Pemberantasan Narkoba Harus Masif Dari Lingkungan Terbawah

Medanmerdeka.com - Gencarnya peredaran narkotika di Indonesia saat ini harus segera dihentikan. Bahkan Kota Medan pun tidak terlepas dari bahaya dan ancaman narkoba itu sendiri. Pola pemberantasannya harus masif dan menyentuh keseluruh lapisan masyarakat, mulai dari yang terbawah.

Hal ini dikatakan Walikota Medan Drs H T Dzulmi Eldin ketika menerima audiensi Forum Penyuluh Narkotika Nasional (FPNN) di Rumah Dinas Walikota Medan, Kamis (18/1).

Walikota mengapresiasi langkah FPPN untuk mendukung program pemerintah memberantas peredaran narkoba di Indonesia, khususnya Kota Medan.

"Pola pencegahan peredarannya harus dengan cara penyuluhan secara masif ke seluruh lapisan masyarakat, dimulai dari elemen masyarakat terbawah, kalau perlu turunkan agen-agen penyuluh anti narkoba ke warung-warung kopi untuk memberikan pencerahan kepada masyarakat akan bahaya narkoba tersebut," kata Eldin.

Untuk itu Walikota mengajak LSM yang ada serta masyarakat bersama-sama melakukan pencegahan dini terhadap peredaran narkoba di Kota Medan. "Saya yakin kalau kita sama-sama berbuat, Medan akan bebas dari peredaran narkoba dengan catatan juga setiap kampong yang ada harus komitmen untuk menentang kehadiran narkotika itu sendiri," ucapnya.

Sebelumnya Ketua FPNN Sri Rahayu, SH, menyampaikan bahwa program kerja FPNN di Kota Medan adalah menekan angka peredaran narkoba di Kota Medan melalui berbagai penyuluhan yang menggunakan pendekatan humanis.

Selain itu pihaknya juga mengatakan dalam waktu dekat ini akan menggelar pelantikan Kepengurusan FPNN, sekaligus mengundang Walikota untuk hadir dalam pelantikan tersebut.

Kehadiran mereka di Kota Medan sambungnya, didasarkan pada kondisi bangsa Indonesia yang sudah semakin darurat narkoba yang tidak mengenal lapisan masyarakat, SD, SMP, SMA.

Sementara itu ditempat yang sama, Walikota juga menerima audiensi Ketua I Yayasan Perguruan Khatolik Don Bosco Keuskupan Agung Medan, Hendrik Sitompul yang juga merupakan Anggota DPRD Kota Medan, bersama Ketua Panitia Pekan Olahraga dan Seni (Porseni) Yayasan Perguruan Khatolik Don Bosco Keuskupan Agung Medan Drs.
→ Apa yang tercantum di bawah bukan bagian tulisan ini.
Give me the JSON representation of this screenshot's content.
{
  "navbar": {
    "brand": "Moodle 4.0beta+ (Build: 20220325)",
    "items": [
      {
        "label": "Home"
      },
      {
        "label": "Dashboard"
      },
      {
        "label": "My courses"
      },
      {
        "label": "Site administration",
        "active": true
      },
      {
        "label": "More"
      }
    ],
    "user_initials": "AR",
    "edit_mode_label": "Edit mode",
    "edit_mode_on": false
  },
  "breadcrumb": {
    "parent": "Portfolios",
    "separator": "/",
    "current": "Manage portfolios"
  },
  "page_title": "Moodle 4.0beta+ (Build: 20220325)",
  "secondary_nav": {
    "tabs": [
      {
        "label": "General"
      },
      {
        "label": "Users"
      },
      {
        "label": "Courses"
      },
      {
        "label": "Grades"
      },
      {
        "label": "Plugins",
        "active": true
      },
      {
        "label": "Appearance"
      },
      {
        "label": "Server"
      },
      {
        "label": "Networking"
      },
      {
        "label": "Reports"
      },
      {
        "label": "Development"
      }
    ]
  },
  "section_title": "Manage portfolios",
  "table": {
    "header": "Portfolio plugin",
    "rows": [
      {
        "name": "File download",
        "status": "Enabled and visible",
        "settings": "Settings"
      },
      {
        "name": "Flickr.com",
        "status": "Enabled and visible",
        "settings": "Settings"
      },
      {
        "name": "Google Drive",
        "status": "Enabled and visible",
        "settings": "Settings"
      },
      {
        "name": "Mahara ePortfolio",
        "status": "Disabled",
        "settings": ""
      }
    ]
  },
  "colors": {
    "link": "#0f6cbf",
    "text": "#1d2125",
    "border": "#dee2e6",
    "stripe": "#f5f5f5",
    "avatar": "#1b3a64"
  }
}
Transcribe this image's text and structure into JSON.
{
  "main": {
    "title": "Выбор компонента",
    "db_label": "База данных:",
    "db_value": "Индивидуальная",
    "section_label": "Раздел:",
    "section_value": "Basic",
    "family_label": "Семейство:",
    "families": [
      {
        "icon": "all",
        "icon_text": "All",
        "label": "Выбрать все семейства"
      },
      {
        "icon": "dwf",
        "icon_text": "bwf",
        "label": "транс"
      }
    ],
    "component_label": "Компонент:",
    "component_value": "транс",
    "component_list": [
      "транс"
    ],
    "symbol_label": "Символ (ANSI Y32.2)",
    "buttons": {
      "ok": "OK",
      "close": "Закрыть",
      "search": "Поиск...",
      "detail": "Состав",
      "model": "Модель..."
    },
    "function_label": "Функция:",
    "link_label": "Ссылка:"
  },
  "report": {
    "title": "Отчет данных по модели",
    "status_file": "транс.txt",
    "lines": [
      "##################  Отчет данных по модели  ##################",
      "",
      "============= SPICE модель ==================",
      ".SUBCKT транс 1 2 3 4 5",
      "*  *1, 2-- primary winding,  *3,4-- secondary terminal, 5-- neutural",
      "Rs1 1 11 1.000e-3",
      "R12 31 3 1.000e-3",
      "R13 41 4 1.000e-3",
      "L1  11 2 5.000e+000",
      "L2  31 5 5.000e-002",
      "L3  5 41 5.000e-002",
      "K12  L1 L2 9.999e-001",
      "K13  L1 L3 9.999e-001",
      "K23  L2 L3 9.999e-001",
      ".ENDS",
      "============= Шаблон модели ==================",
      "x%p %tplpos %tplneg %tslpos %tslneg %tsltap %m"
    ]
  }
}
Cawir Tarigan yang menyebutkan bahwa mereka akan menyelenggarakan Kegiatan Pekan Olahraga dan Seni (Porseni) disekolah tersebut.

Walikota Dzulmi Eldin mengapresiasi kegiatan Porseni Yayasan Perguruan Khatolik Don Bosco Keuskupan Agung Medan ini. Diharapkjan dari kegiatan positif seperti ini dapat menumbuhkan semangat para siswa dalam mengembangkan bakat mereka dan untuk meningkatkan prestasi belajar para siswa.

Kegiatan Porseni ini akan berlangsung dari tanggal 27 Januari  sampai 10 Maret 2018 ini akan diikuti 90 Sekolah dari tingkat TK, SD, SMP dan SMA/SMK dibawah Yayasan Perguruan Katolik Don Bosco Keuskupan Agung Medan. Pada Acara pembukaan pada hari Sabtu 27 Januari nanti akan dihadiri 10.000 orang dari perwakilan 90 Sekolah. (am/mm)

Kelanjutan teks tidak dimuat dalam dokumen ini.